Walmart Yanks Ammo From Shelves Of Stores Near Ferguson

Walmart Yanks Ammo From Shelves Of Stores Near Ferguson
FERGUSON, UNITED STATES - OCTOBER 13: Protesters raise up placards during the demonstrations outside a Walmart shop in the St. Louis region during the Moral Mondays day of Civil Disobedience in Ferguson, Missouri, on October 13, 2014. The protests are part of four days of planned action that organizers have called 'Ferguson October' following the shooting death of unarmed black teen Michael Brown, 18, by white police officer Darren Wilson in the St. Louis suburb of Ferguson on August 9. The shooting death of another 18-year-old Vonderrit Myers by an off-duty St. Louis police officer on October 8 has sparked a new round of protests. (Photo by Samuel Corum/Anadolu Agency/Getty Images)
FERGUSON, UNITED STATES - OCTOBER 13: Protesters raise up placards during the demonstrations outside a Walmart shop in the St. Louis region during the Moral Mondays day of Civil Disobedience in Ferguson, Missouri, on October 13, 2014. The protests are part of four days of planned action that organizers have called 'Ferguson October' following the shooting death of unarmed black teen Michael Brown, 18, by white police officer Darren Wilson in the St. Louis suburb of Ferguson on August 9. The shooting death of another 18-year-old Vonderrit Myers by an off-duty St. Louis police officer on October 8 has sparked a new round of protests. (Photo by Samuel Corum/Anadolu Agency/Getty Images)

Walmart has removed ammunition from the shelves of several St. Louis-area stores amid renewed protests against police brutality.

Employees removed bullets and ammunition after demonstrators gathered outside Walmart stores in Ferguson and Maplewood, Missouri on Monday, CBS-affiliate KMOV-TV reported.

"If there is a history of violence and looting and other activity that are going on or things that are putting associates and customers at risk -- then yes, decisions can be made based on those circumstances," Walmart spokesman Brian Nick told KMOV.
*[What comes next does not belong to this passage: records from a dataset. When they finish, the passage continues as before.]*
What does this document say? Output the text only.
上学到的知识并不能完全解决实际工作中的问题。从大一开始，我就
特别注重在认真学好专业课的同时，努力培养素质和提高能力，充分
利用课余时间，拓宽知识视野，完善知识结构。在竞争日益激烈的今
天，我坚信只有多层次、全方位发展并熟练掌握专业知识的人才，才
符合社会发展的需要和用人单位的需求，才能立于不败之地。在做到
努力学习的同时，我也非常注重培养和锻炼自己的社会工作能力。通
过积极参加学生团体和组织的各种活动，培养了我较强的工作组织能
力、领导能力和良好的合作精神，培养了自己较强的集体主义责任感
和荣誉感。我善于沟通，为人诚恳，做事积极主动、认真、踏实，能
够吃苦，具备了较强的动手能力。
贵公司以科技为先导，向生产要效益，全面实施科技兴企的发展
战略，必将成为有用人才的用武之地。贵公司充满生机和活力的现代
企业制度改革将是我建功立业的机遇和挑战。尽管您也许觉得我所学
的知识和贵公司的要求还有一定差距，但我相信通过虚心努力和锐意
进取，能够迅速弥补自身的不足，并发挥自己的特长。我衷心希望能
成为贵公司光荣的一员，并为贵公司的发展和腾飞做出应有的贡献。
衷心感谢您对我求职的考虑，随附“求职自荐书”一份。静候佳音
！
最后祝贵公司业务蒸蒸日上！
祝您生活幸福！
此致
Bullets were removed from some stores in the area on Monday, and were gone from several by Wednesday. It's unclear whether this was a coordinated effort among the stores.

Tensions in the area have simmered since Michael Brown, an unarmed black teenager, was shot and killed by Darren Wilson, a white police officer, in Ferguson this August. Things reached a boiling point in recent weeks, partially fueled by the release in late September of a video that showed white police officers shooting John Crawford III, a black man killed in early August after wielding a pellet gun in a Walmart in Ohio.

Now, as a St. Louis County grand jury weighs whether to bring charges against Wilson, some of the scattered gatherings of protesters in the area have fixated on Walmart.

More than 50 people were arrested Monday night, several inside the Maplewood Walmart, according to the St. Louis Post-Dispatch.

Though the ammunition was removed from shelves and locked up in the back of the stores, it was still available for purchase at the Ferguson location, which was looted in August in riots that broke out the day after Brown's death.

This isn't the first time Walmart has pulled firearms and associated merchandise from its shelves amid tensions. Following the 2012 massacre at Sandy Hook Elementary School in Newtown, Connecticut, the world's largest retailer yanked a semiautomatic assault rifle from its website. However, the gun remained available in some stores, The Wall Street Journal reported.

That move, in turn, was not without precedent. In 2001, following protests marking two years since the mass shooting at Columbine High School in Jefferson County, Colorado, Kmart stores across the country pulled ammunition from their shelves.

Walmart did not immediately respond to a request from The Huffington Post for comment.